The author suggests he's disconnected from reality, because everything he says
is only possible because he can afford it. In fact, soylent didn't permit him
any of this, except possibly the ability to afford to live like this in the
first place.

------
meesles
I really didn't like the tone of this article, it was super abrasive and the
guy sounded personally offended over what the Soylent CEO was doing.

"When the clean water starts to run out, the world crumbles, and our tech is
no longer there to act as a crutch, the out-of-touch tech elite will be the
first against the wall."

From the title, I think this is the boiled down point he's trying to make? I
find this ridiculous considering the 'tech elite' are actively trying to solve
these global issues along with engineers and all matter of scientists across
the globe.

All that being said, I don't think anyone needs to take too much offense at
his tone. Take a look at his other 'articles' and you can tell that he's just
another blogger.

------
iwasanewt
> And so I come to Soylent, the meal replacement plan that has taken the
> SlimFast concept of feeding you unpleasant gloop in place of real food and
> welded it to a dumbass ideology drunk with libertarianism, confused futurism
> and startup bro stupidity.

This is the tone of the entire article.

------
PaulHoule
I dunno, there is a real kind of liberation you can have if you are on some
diet that is all planned out. I did a week's fast and was amazed at how much
free time I had now that I wasn't eating or shopping for food or preparing
food or cleaning the plates, thinking about what I was going to eat or
travelling to or waiting for food at restaurants.

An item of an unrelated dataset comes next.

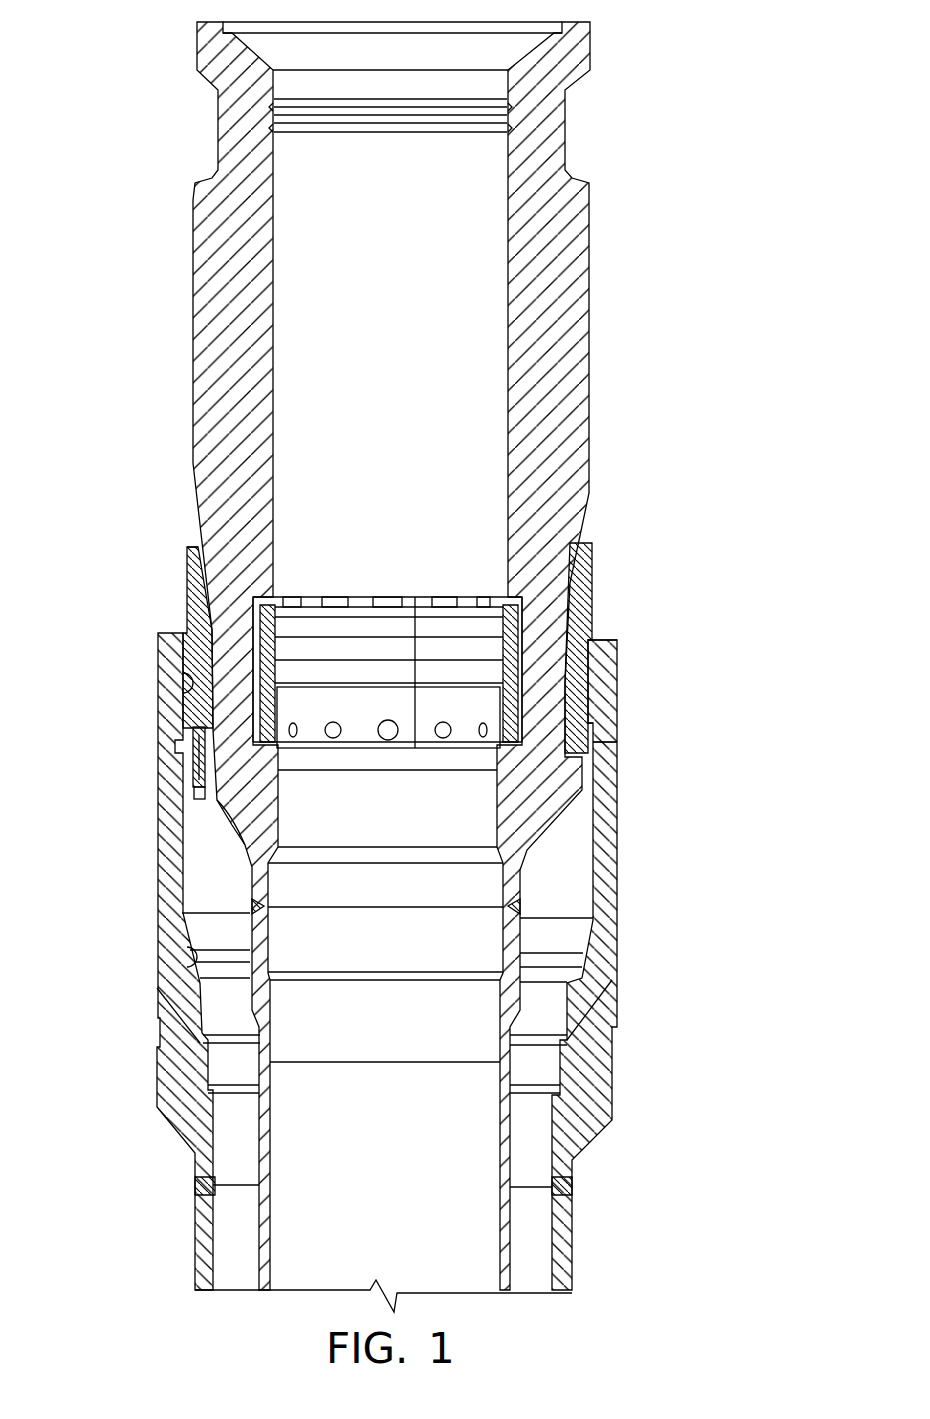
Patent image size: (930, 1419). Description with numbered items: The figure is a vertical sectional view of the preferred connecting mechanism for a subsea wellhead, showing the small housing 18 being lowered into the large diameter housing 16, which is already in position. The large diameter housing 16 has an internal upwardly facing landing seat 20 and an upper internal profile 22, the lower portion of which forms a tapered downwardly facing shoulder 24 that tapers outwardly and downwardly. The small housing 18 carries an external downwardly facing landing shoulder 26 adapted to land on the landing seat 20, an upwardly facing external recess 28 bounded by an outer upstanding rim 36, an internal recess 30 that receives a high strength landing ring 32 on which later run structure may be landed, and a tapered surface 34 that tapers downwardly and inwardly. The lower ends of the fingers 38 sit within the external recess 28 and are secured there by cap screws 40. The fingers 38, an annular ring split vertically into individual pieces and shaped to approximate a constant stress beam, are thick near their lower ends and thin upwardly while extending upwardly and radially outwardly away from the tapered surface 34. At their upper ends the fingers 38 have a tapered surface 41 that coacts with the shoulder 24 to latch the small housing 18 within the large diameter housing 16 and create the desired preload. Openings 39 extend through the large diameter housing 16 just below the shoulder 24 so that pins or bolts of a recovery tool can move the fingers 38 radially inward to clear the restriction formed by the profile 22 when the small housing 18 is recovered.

Of course you can do it more wholesomely and cheaper than Soylent if you
follow the bean plan of Tim Ferris.

------
antod
I'm starting to get a little annoyed at how the perception of 'tech' seems to
now be becoming synonymous with AC free nutjobs, hipsters, social media hype
and rich Silicon Valley vultures. Very little of which is actually anything to
do with 'tech'.

I'd even prefer that old Revenge of the Nerds stereotype to this. Oh well,
back to shooing the kids off my lawn...

------
ianstallings
This guy is a very angry person without anything constructive to say as far as
I can tell. His other articles reflect the same tone. Juvenile ranting, imho.
If there's something to actually discuss here please fill me in.